Businesses in town got creative. For mile marker 17, there were tires stacked on top of each other, spray-painted white to look like snowmen. There was a working gear wheel for mile marker 20.
"Even though Gary saw us as a struggling community, a poor suffering mill town, this town has so much spirit and pride," said Marsha Donahue, a race volunteer who owns North Light Gallery in town. "Given a little bit of energy, we said, 'We've got to give back to this group.' I think the sense of pride in the community came out."
And on race day, the people of Millinocket poured out of their homes, handing out cups of water that froze as the day went on, honking their horns, cheering and welcoming the runners as they crossed the finish line, where the finish banner was strung between two logging trucks.
"Oh, my word," said Tricia Cyr, whose Moose Drop In craft store on Main Street did a brisk business in race T-shirt sales over the weekend, "they got back their pride. Their self-worth. Dignity. The town has always had compassion. This was just an amazing thing.
"People don't go out in minus 12 wind chill just for fun. There were so many people out there, checking that the runners were OK. I know it was something to boost our economy, but it was so much more than that. It showed the town that people care."
According to a 2014 New York Times story, unemployment in Millinocket runs 10 percent to 21 percent and the town's population, once over 7,000 in the 1970s, was down to 4,466, and that population is aging.
"It's cold," said Cyr, who has lived in Millinocket for 16 years. "A lot of people don't have jobs. A lot of people are struggling to make ends meet. Praying they have money to put oil in their barrels so they don't freeze. Trying to buy basketball shoes for their kids.
"We do our damnedest to take care of our own the best we can. Sometimes people feel like they're alone."
Cyr's father-in-law worked in the mill. She grew up in a neighboring town and remembered what a big deal it was to go to Millinocket, where there was a downtown and a department store.
"It was a status thing here to be from Millinocket," she said.
Mainers are a resilient lot, although how to restart the economy in the town and the surrounding area was perplexing and frustrating. And then along came Allen, a longtime marathoner who has raised money for numerous charities and organizes the Mount Desert Island Marathon.
"Gary taught us to look outside the box," said Mike Madore, the town council chairman, a fourth-generation Millinocket resident who worked in the mill before he went to college. "No idea is a bad idea. I think that's what the town needed to see. People loved this idea and they were fascinated by it."
The question we runners were asked the most was: "Do you normally run in this weather?"
There were holiday decorations up, somethingthe town hasn't done much of lately. The windows of an empty car dealership, highly visible to out-of-towners on the way to Main Street, were festively decorated instead of abandoned and empty.

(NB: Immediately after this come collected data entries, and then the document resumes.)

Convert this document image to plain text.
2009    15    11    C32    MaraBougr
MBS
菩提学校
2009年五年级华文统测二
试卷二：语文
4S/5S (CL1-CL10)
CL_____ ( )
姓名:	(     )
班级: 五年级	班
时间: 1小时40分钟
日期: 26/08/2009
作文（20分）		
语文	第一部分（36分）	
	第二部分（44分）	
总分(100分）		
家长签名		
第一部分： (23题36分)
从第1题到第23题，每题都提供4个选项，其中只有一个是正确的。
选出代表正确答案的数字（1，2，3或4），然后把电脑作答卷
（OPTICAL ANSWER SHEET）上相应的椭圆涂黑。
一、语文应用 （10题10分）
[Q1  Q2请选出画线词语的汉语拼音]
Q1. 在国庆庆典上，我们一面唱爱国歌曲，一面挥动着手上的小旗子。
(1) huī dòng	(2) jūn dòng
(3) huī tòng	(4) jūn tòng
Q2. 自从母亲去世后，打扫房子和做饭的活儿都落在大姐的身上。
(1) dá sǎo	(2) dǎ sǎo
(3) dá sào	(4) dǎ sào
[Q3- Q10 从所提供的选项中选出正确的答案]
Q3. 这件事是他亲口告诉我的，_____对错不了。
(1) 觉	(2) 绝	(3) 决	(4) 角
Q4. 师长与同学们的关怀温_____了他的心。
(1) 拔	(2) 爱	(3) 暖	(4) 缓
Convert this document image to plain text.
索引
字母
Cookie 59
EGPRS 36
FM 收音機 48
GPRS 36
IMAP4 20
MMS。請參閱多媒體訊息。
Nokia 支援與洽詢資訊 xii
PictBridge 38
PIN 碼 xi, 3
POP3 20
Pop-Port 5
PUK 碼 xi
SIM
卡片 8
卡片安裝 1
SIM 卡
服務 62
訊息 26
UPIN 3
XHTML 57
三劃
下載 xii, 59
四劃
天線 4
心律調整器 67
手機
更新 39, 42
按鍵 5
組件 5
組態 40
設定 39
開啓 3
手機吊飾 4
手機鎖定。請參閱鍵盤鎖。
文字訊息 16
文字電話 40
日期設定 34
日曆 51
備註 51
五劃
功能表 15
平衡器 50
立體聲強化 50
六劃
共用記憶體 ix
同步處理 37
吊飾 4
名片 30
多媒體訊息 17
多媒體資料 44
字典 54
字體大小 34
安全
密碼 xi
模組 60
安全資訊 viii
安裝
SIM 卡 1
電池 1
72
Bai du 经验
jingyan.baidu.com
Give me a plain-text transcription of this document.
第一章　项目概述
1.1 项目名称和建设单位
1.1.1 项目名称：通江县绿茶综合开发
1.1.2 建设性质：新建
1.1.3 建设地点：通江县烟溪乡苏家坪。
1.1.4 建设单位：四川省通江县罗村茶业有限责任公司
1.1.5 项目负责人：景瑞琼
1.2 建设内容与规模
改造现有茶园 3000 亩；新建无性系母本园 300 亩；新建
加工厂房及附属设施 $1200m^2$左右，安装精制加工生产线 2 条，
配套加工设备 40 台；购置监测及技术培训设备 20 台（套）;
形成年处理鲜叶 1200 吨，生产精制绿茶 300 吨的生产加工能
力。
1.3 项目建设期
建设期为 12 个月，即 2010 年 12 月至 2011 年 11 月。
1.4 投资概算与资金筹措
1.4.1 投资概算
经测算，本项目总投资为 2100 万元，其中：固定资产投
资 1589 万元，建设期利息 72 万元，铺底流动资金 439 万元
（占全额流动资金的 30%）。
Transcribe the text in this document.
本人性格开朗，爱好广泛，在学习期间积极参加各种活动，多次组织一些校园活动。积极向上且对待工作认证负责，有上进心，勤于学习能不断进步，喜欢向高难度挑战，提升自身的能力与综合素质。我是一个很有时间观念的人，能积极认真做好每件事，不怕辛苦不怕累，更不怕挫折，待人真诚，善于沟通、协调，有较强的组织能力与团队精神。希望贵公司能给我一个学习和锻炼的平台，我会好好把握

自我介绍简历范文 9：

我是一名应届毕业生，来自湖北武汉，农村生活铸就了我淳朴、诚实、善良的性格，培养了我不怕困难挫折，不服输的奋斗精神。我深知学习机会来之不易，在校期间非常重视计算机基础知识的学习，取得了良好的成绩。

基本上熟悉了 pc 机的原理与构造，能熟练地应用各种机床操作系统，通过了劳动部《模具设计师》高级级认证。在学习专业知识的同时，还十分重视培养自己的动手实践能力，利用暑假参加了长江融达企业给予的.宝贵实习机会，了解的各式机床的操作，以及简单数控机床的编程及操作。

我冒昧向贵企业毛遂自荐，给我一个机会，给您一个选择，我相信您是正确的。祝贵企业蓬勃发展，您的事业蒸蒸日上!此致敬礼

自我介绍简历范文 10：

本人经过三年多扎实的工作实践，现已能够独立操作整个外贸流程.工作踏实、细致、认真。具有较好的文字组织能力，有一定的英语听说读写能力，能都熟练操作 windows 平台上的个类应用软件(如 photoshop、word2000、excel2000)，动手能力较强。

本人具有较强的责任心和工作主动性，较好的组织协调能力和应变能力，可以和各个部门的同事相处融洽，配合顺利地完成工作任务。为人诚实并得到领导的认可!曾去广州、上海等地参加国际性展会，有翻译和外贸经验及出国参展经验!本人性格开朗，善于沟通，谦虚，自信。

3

"The marathon meant more to people of the town than the marathoners will ever understand," Cyr said.
"No, it's not going to solve the problems. It's not going to solve anything right now, but it's going to boost morale and how people feel about themselves. And that's where it's going to start solving problems.
More than 1,000 people have already signed up for the race next year. And yes, I'll be there. It can't be any colder, right?